# System does not reboot

## lyallp

I am using "Linux version 2.6.30-gentoo-r4 (root@lyalls-pc) (gcc version 4.3.2 (Gentoo 4.3.2-r3 p1.6, pie-10.1.5) ) #1 SMP PREEMPT Thu Aug 6 18:54:15 CST 2009"

If I reboot, all the services seem to stop but the system does not reboot.

I have the Magic SYSREQ http://en.wikipedia.org/wiki/Magic_SysRq_key set and I use, in order, E, I, S, U, B 

But, B does not cause a re-boot. 

Anyone else having this issue?

----------

## Jaglover

Yes, I had similar issue when I assembled my new rig based on ASUS P5K. IMO it is an issue of BIOS and kernel compatibility. Nor sure whether it's buggy BIOS or kernel. Probably the BIOS. For me, upgrading to 2.6.30 fixed it (at least I think it is what fixed it).
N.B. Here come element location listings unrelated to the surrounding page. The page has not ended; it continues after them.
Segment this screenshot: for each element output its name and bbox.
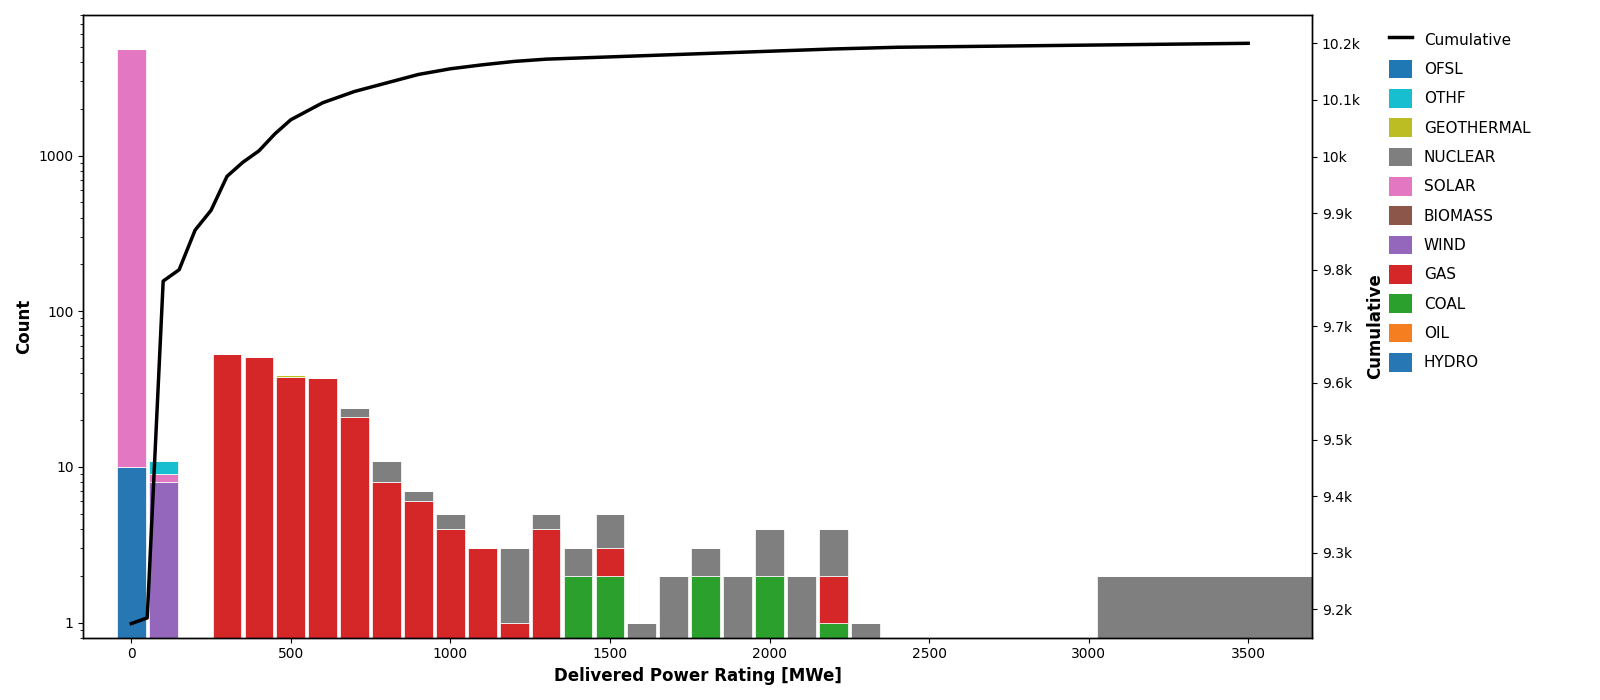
Bar xyxy=(499,548,528,622)
Cumulative xyxy=(186,226,205,234)
Cumulative xyxy=(378,78,397,87)
Cumulative xyxy=(440,64,459,73)
Bar xyxy=(437,514,464,529)
Cumulative xyxy=(282,116,301,124)
Bar xyxy=(149,474,178,482)
Cumulative xyxy=(266,130,285,138)
X-axis label: Delivered Power Rating [MWe]: Delivered Power Rating [MWe] xyxy=(554,667,842,685)
Bar xyxy=(755,576,784,700)
Bar xyxy=(405,501,434,700)
Legend: Cumulative, OFSL, OTHF, GEOTHERMAL, NUCLEAR, SOLAR, BIOMASS, WIND, GAS, COAL, OI: Cumulative, OFSL, OTHF, GEOTHERMAL, NUCL… xyxy=(1381,22,1538,379)
Cumulative xyxy=(154,277,173,286)
Bar xyxy=(149,461,178,474)
Cumulative xyxy=(632,52,651,60)
Cumulative xyxy=(138,614,157,622)
Bar xyxy=(341,416,370,700)
Cumulative xyxy=(122,620,141,628)
Bar xyxy=(723,576,752,700)
Bar xyxy=(341,408,370,416)
Bar xyxy=(277,377,306,700)
Cumulative xyxy=(472,61,491,69)
Cumulative xyxy=(234,158,253,167)
Bar xyxy=(787,576,816,700)
Bar xyxy=(149,482,178,700)
Cumulative xyxy=(218,172,237,181)
Cumulative xyxy=(568,54,587,62)
Y-axis label: Cumulative: Cumulative xyxy=(1366,274,1384,379)
Cumulative xyxy=(170,265,189,274)
Bar xyxy=(627,622,656,700)
Bar xyxy=(213,354,242,700)
Cumulative xyxy=(1238,39,1258,48)
Cumulative xyxy=(410,70,429,78)
Bar xyxy=(691,576,720,700)
Bar xyxy=(437,529,464,700)
Bar xyxy=(117,50,146,467)
Cumulative xyxy=(536,55,555,64)
Bar xyxy=(531,529,560,700)
Bar xyxy=(659,576,688,700)
Bar xyxy=(467,548,496,700)
Line: Cumulative: Cumulative xyxy=(131,43,1248,624)
Cumulative xyxy=(202,206,221,214)
Bar xyxy=(499,622,528,700)
Bar xyxy=(563,576,592,700)
Bar xyxy=(309,379,338,700)
Bar xyxy=(851,622,880,700)
Bar xyxy=(595,514,624,548)
Bar xyxy=(245,357,274,700)
Bar xyxy=(563,548,592,576)
Bar xyxy=(1098,576,1398,700)
Cumulative xyxy=(600,52,619,61)
Bar xyxy=(595,548,624,576)
Cumulative xyxy=(696,49,715,57)
Cumulative xyxy=(888,43,907,52)
Cumulative xyxy=(504,57,523,66)
Y-axis label: Count: Count xyxy=(14,299,34,354)
Bar xyxy=(373,461,402,482)
Bar xyxy=(819,529,848,576)
Cumulative xyxy=(824,45,843,53)
Bar xyxy=(819,622,848,700)
Bar xyxy=(277,375,306,377)
Cumulative xyxy=(728,48,747,57)
Bar xyxy=(405,491,434,501)
Bar xyxy=(691,548,720,576)
Bar xyxy=(755,529,784,576)
Bar xyxy=(373,482,402,700)
Bar xyxy=(595,576,624,700)
Cumulative xyxy=(314,99,333,107)
Cumulative xyxy=(250,147,269,155)
Cumulative xyxy=(760,47,779,55)
Cumulative xyxy=(664,50,683,59)
Bar xyxy=(531,514,560,529)
Bar xyxy=(117,467,146,700)
Cumulative xyxy=(346,88,365,96)
Bar xyxy=(819,576,848,622)
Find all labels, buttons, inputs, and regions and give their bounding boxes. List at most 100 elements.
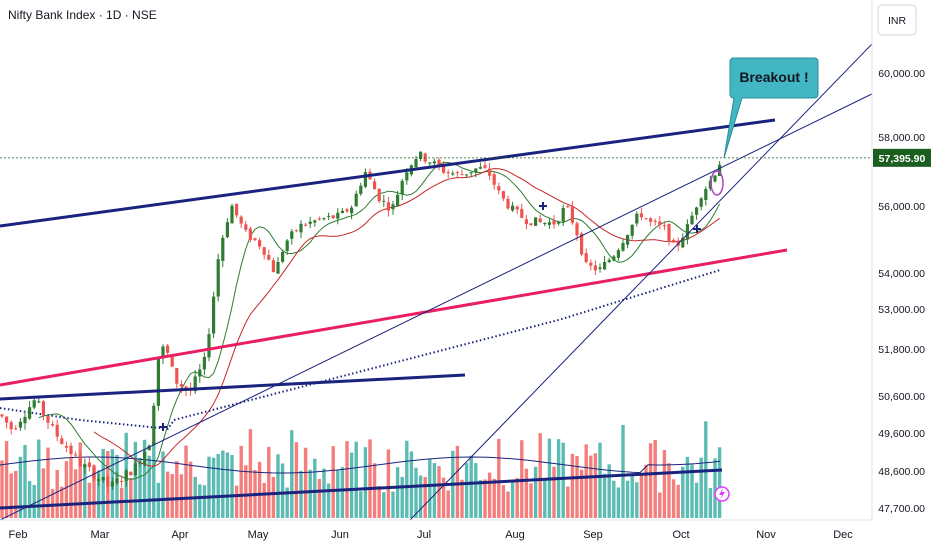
volume-bar xyxy=(602,473,607,518)
volume-bar xyxy=(73,469,78,518)
lightning-icon[interactable] xyxy=(714,486,730,502)
y-tick-label: 53,000.00 xyxy=(878,304,925,316)
candle xyxy=(584,248,588,264)
volume-bar xyxy=(506,491,510,518)
candle xyxy=(225,218,229,239)
volume-bar xyxy=(639,474,644,518)
volume-bar xyxy=(336,470,340,518)
volume-bar xyxy=(455,445,460,518)
volume-bar xyxy=(368,439,372,518)
channel-upper-line xyxy=(0,118,776,228)
volume-bar xyxy=(648,443,653,518)
candle xyxy=(244,220,248,233)
candle xyxy=(460,169,464,176)
candle xyxy=(529,223,533,227)
volume-bar xyxy=(630,473,634,518)
candle xyxy=(616,248,620,261)
volume-bar xyxy=(676,484,680,518)
trendlines xyxy=(0,9,906,521)
candles xyxy=(0,151,722,494)
candle xyxy=(662,220,666,231)
candle xyxy=(437,157,441,171)
x-tick-label: Oct xyxy=(672,529,689,541)
volume-bar xyxy=(598,442,602,518)
volume-bar xyxy=(37,439,41,518)
volume-bar xyxy=(395,467,400,518)
candle xyxy=(299,220,303,239)
candle xyxy=(492,171,496,190)
volume-bar xyxy=(340,467,345,518)
candle xyxy=(455,170,459,178)
candle xyxy=(340,208,344,214)
candle xyxy=(92,464,96,483)
volume-bar xyxy=(423,477,427,518)
candle xyxy=(322,217,326,221)
volume-bar xyxy=(101,448,105,518)
volume-bar xyxy=(198,484,202,518)
volume-bar xyxy=(55,469,59,518)
candle xyxy=(78,450,82,468)
volume-bar xyxy=(363,447,368,518)
volume-bar xyxy=(188,461,193,518)
candle xyxy=(120,475,124,487)
candle xyxy=(221,234,225,267)
volume-bar xyxy=(142,439,147,518)
candle xyxy=(336,208,340,225)
x-tick-label: Dec xyxy=(833,529,853,541)
candle xyxy=(589,259,593,271)
candle xyxy=(672,238,676,243)
candle xyxy=(469,172,473,177)
cross-marker xyxy=(159,423,167,431)
candle xyxy=(524,214,528,230)
volume-bar xyxy=(543,477,547,518)
candle xyxy=(552,215,556,229)
candle xyxy=(566,204,570,208)
candle xyxy=(14,425,18,431)
volume-bar xyxy=(308,469,312,518)
volume-bar xyxy=(432,463,437,518)
volume-bar xyxy=(616,487,621,518)
volume-bar xyxy=(492,478,496,518)
candle xyxy=(699,197,703,211)
candle xyxy=(317,216,321,221)
volume-bar xyxy=(0,460,4,518)
volume-bar xyxy=(437,466,441,518)
volume-bar xyxy=(400,476,404,518)
candle xyxy=(506,195,510,210)
x-tick-label: Jun xyxy=(331,529,349,541)
candle xyxy=(612,254,616,262)
volume-bar xyxy=(575,455,579,518)
candle xyxy=(69,442,73,458)
candle xyxy=(465,174,469,178)
price-axis: 60,000.00 58,000.00 56,000.00 54,000.00 53,0… xyxy=(871,0,932,520)
candle xyxy=(253,237,257,242)
volume-bar xyxy=(391,491,395,518)
volume-bar xyxy=(694,482,699,518)
volume-bar xyxy=(331,446,335,518)
volume-bar xyxy=(244,465,248,518)
candle xyxy=(9,420,13,435)
volume-bar xyxy=(345,441,349,518)
volume-bar xyxy=(584,444,588,518)
candle xyxy=(198,363,202,383)
volume-bar xyxy=(267,446,271,518)
candle xyxy=(685,219,689,245)
volume-bar xyxy=(83,463,87,518)
candle xyxy=(557,220,561,226)
volume-bar xyxy=(161,451,165,518)
volume-bar xyxy=(184,445,188,518)
candle xyxy=(23,410,27,430)
volume-bar xyxy=(418,475,423,518)
x-tick-label: Mar xyxy=(91,529,110,541)
volume-bar xyxy=(625,480,630,518)
volume-bar xyxy=(441,477,446,518)
x-tick-label: May xyxy=(248,529,269,541)
candle xyxy=(478,162,482,170)
candle xyxy=(294,229,298,233)
volume-bar xyxy=(405,440,409,518)
candle xyxy=(377,188,381,204)
candle xyxy=(41,400,45,421)
volume-bar xyxy=(317,479,322,518)
breakout-label: Breakout ! xyxy=(739,69,808,85)
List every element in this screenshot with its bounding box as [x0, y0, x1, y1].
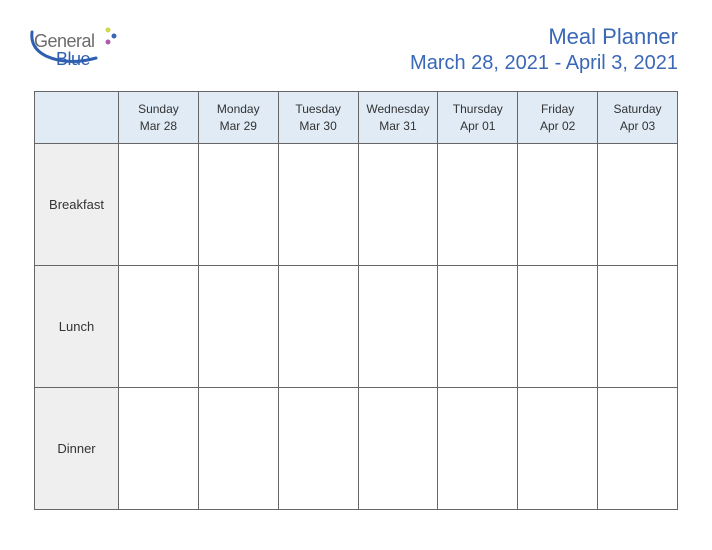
meal-label: Dinner: [35, 388, 119, 510]
day-header: TuesdayMar 30: [278, 92, 358, 144]
meal-cell[interactable]: [358, 144, 438, 266]
day-name: Sunday: [121, 101, 196, 117]
logo: General Blue: [34, 24, 95, 68]
meal-cell[interactable]: [119, 144, 199, 266]
meal-cell[interactable]: [518, 266, 598, 388]
corner-cell: [35, 92, 119, 144]
day-header: WednesdayMar 31: [358, 92, 438, 144]
day-date: Mar 28: [121, 118, 196, 134]
meal-row: Dinner: [35, 388, 678, 510]
day-date: Apr 02: [520, 118, 595, 134]
day-name: Friday: [520, 101, 595, 117]
meal-planner-table: SundayMar 28MondayMar 29TuesdayMar 30Wed…: [34, 91, 678, 510]
day-date: Mar 31: [361, 118, 436, 134]
meal-cell[interactable]: [598, 266, 678, 388]
date-range: March 28, 2021 - April 3, 2021: [410, 52, 678, 75]
day-header: SundayMar 28: [119, 92, 199, 144]
title-block: Meal Planner March 28, 2021 - April 3, 2…: [410, 24, 678, 75]
meal-cell[interactable]: [119, 266, 199, 388]
day-date: Apr 03: [600, 118, 675, 134]
day-name: Wednesday: [361, 101, 436, 117]
day-name: Tuesday: [281, 101, 356, 117]
meal-cell[interactable]: [438, 266, 518, 388]
meal-label: Breakfast: [35, 144, 119, 266]
meal-row: Lunch: [35, 266, 678, 388]
day-name: Monday: [201, 101, 276, 117]
meal-cell[interactable]: [278, 266, 358, 388]
meal-cell[interactable]: [278, 144, 358, 266]
meal-cell[interactable]: [598, 388, 678, 510]
day-header: ThursdayApr 01: [438, 92, 518, 144]
meal-cell[interactable]: [358, 388, 438, 510]
meal-label: Lunch: [35, 266, 119, 388]
page-title: Meal Planner: [410, 24, 678, 50]
meal-cell[interactable]: [198, 266, 278, 388]
meal-cell[interactable]: [518, 388, 598, 510]
header: General Blue Meal Planner March 28, 2021…: [34, 24, 678, 75]
day-date: Mar 29: [201, 118, 276, 134]
meal-row: Breakfast: [35, 144, 678, 266]
day-date: Apr 01: [440, 118, 515, 134]
day-name: Saturday: [600, 101, 675, 117]
meal-cell[interactable]: [438, 144, 518, 266]
day-header: MondayMar 29: [198, 92, 278, 144]
logo-swoosh-icon: [28, 26, 120, 68]
day-name: Thursday: [440, 101, 515, 117]
day-header: SaturdayApr 03: [598, 92, 678, 144]
meal-cell[interactable]: [518, 144, 598, 266]
day-date: Mar 30: [281, 118, 356, 134]
meal-cell[interactable]: [278, 388, 358, 510]
meal-cell[interactable]: [198, 388, 278, 510]
meal-cell[interactable]: [119, 388, 199, 510]
meal-cell[interactable]: [198, 144, 278, 266]
meal-cell[interactable]: [598, 144, 678, 266]
meal-cell[interactable]: [438, 388, 518, 510]
day-header: FridayApr 02: [518, 92, 598, 144]
meal-cell[interactable]: [358, 266, 438, 388]
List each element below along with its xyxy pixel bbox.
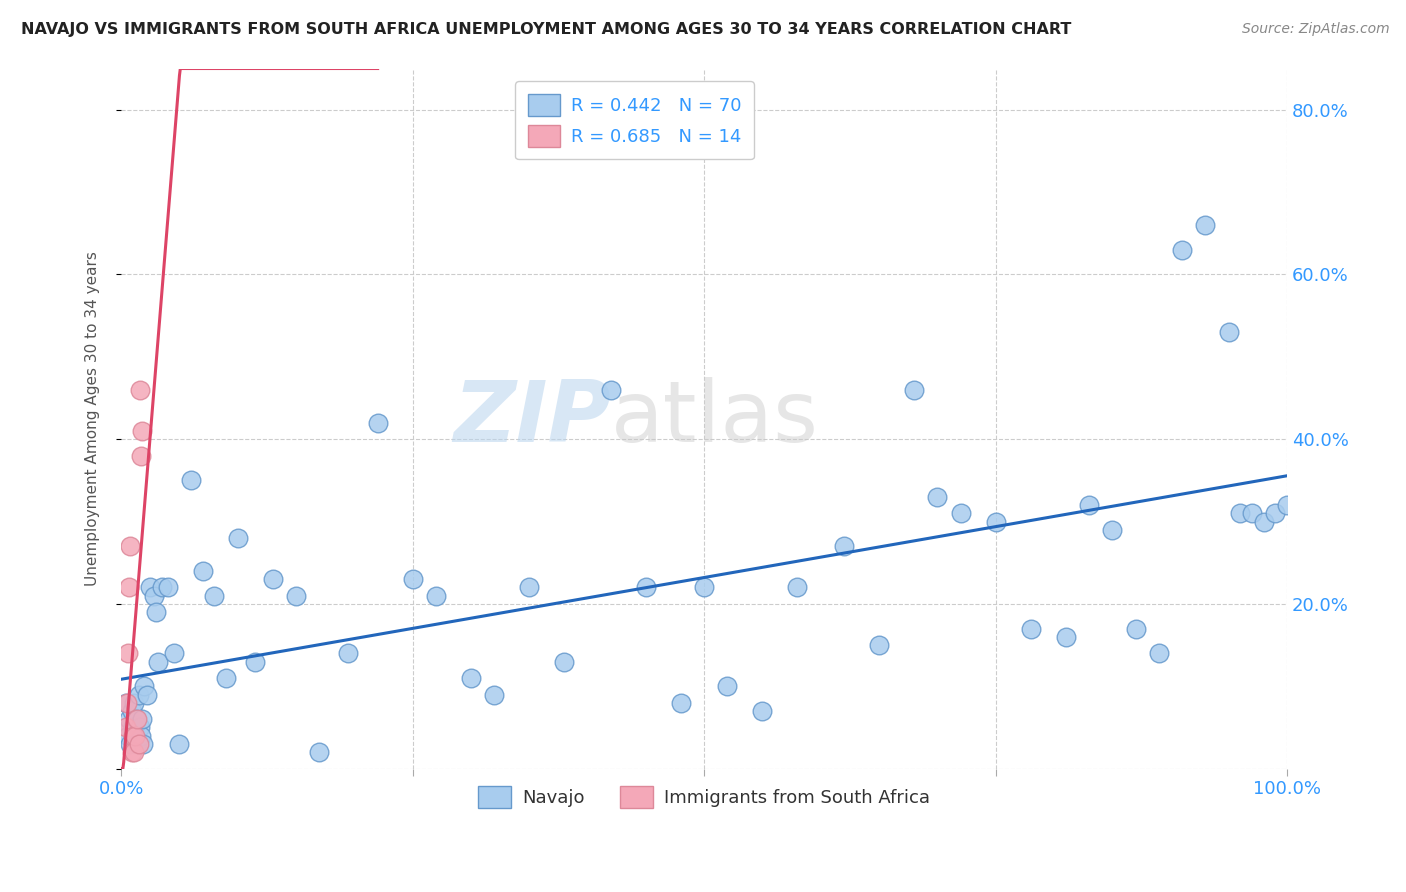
Point [367, 416, 389, 430]
Point [1229, 506, 1251, 520]
Point [949, 506, 972, 520]
Point [1054, 630, 1077, 644]
Point [129, 729, 152, 743]
Text: atlas: atlas [610, 377, 818, 460]
Point [634, 581, 657, 595]
Text: Source: ZipAtlas.com: Source: ZipAtlas.com [1241, 22, 1389, 37]
Point [308, 745, 330, 759]
Point [131, 424, 153, 438]
Point [832, 539, 855, 553]
Point [191, 564, 214, 578]
Point [484, 688, 506, 702]
Point [553, 655, 575, 669]
Point [132, 737, 155, 751]
Point [1171, 243, 1194, 257]
Point [115, 696, 138, 710]
Point [751, 704, 773, 718]
Point [120, 539, 142, 553]
Point [156, 581, 179, 595]
Point [786, 581, 808, 595]
Point [716, 679, 738, 693]
Point [337, 646, 360, 660]
Point [128, 383, 150, 397]
Point [215, 671, 238, 685]
Point [128, 721, 150, 735]
Point [693, 581, 716, 595]
Point [1218, 325, 1240, 339]
Point [139, 581, 162, 595]
Point [128, 737, 150, 751]
Point [142, 589, 165, 603]
Point [460, 671, 482, 685]
Point [121, 704, 143, 718]
Point [122, 745, 145, 759]
Point [117, 646, 139, 660]
Y-axis label: Unemployment Among Ages 30 to 34 years: Unemployment Among Ages 30 to 34 years [86, 252, 100, 586]
Point [129, 449, 152, 463]
Point [285, 589, 308, 603]
Point [150, 581, 173, 595]
Point [1147, 646, 1170, 660]
Point [401, 572, 423, 586]
Point [262, 572, 284, 586]
Point [124, 729, 146, 743]
Point [903, 383, 925, 397]
Point [1077, 498, 1099, 512]
Point [125, 712, 148, 726]
Point [121, 729, 143, 743]
Point [169, 737, 191, 751]
Point [127, 737, 149, 751]
Point [134, 679, 156, 693]
Point [115, 721, 138, 735]
Legend: Navajo, Immigrants from South Africa: Navajo, Immigrants from South Africa [471, 779, 936, 815]
Text: ZIP: ZIP [453, 377, 610, 460]
Point [120, 737, 142, 751]
Point [127, 712, 149, 726]
Point [868, 638, 890, 652]
Point [1019, 622, 1042, 636]
Point [114, 696, 136, 710]
Point [135, 688, 157, 702]
Point [114, 721, 136, 735]
Point [1253, 515, 1275, 529]
Point [1264, 506, 1286, 520]
Point [984, 515, 1007, 529]
Point [599, 383, 621, 397]
Point [121, 745, 143, 759]
Point [245, 655, 267, 669]
Point [124, 729, 146, 743]
Point [517, 581, 540, 595]
Point [128, 688, 150, 702]
Point [122, 696, 145, 710]
Point [1275, 498, 1298, 512]
Point [180, 474, 202, 488]
Point [148, 655, 170, 669]
Point [162, 646, 184, 660]
Point [202, 589, 225, 603]
Point [117, 729, 139, 743]
Point [131, 712, 153, 726]
Point [145, 605, 167, 619]
Point [1194, 218, 1216, 232]
Point [118, 712, 141, 726]
Point [118, 581, 141, 595]
Point [669, 696, 692, 710]
Text: NAVAJO VS IMMIGRANTS FROM SOUTH AFRICA UNEMPLOYMENT AMONG AGES 30 TO 34 YEARS CO: NAVAJO VS IMMIGRANTS FROM SOUTH AFRICA U… [21, 22, 1071, 37]
Point [1241, 506, 1264, 520]
Point [121, 721, 143, 735]
Point [425, 589, 447, 603]
Point [226, 531, 249, 545]
Point [1125, 622, 1147, 636]
Point [1101, 523, 1123, 537]
Point [927, 490, 949, 504]
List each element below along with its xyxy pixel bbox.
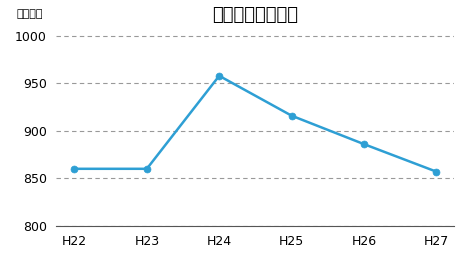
- Title: 将来負担額の推移: 将来負担額の推移: [212, 6, 298, 24]
- Text: （億円）: （億円）: [17, 9, 43, 19]
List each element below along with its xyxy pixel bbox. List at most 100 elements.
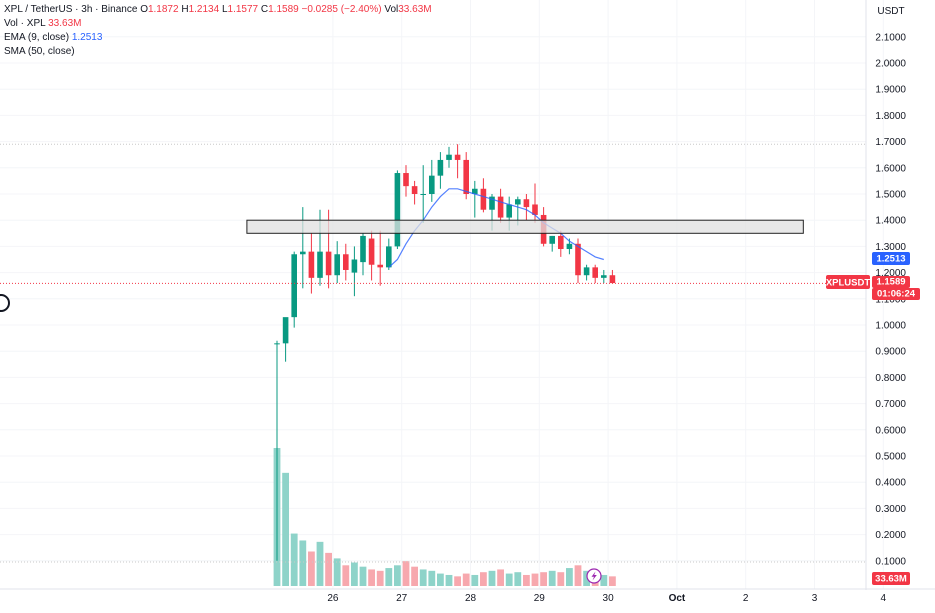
- y-tick-label: 0.6000: [875, 425, 906, 436]
- volume-bar: [402, 561, 410, 586]
- volume-bar: [557, 572, 565, 586]
- x-tick-label: 2: [743, 593, 749, 604]
- y-tick-label: 0.9000: [875, 347, 906, 358]
- countdown-badge: 01:06:24: [877, 289, 916, 300]
- candle-body: [274, 343, 280, 345]
- y-tick-label: 2.0000: [875, 59, 906, 70]
- ema-price-badge-bg: [872, 252, 910, 265]
- candle-body: [592, 267, 598, 278]
- candle-body: [532, 204, 538, 215]
- y-tick-label: 0.1000: [875, 556, 906, 567]
- low-value: 1.1577: [227, 4, 259, 15]
- resistance-zone-rectangle: [246, 219, 804, 234]
- volume-bar: [600, 574, 608, 586]
- candle-body: [506, 204, 512, 218]
- lightning-icon[interactable]: [586, 568, 602, 584]
- candle-body: [403, 173, 409, 187]
- candle-body: [566, 243, 573, 250]
- y-tick-label: 1.5000: [875, 190, 906, 201]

It's likely future kernel upgrades will fix it for you, too.

----------

## Bircoph

Kernel has some quirks and workarounds for buggy BIOSes, make sure you enabled them (make menuconfig).

----------

## lyallp

Problem has only just manifested itself in 2.6.30

The Mobo is relatively new, it's an ASUS P5Q

I fiddled with ALT-SYSREQ and found that the 'reboot' does not work but the 'power off' option did.

Hmmm...

----------

## lyallp

Found the problem.

I have sabnzbd+ installed, the shutdown script uses wget to hit the shutdown url.

Problem is, a recent round of updates in python and libraries seems to have broken sabnzbd with regard to the shutdown.

Once I put a timeout and retry limit in my shutdown request, the problem went away.

----------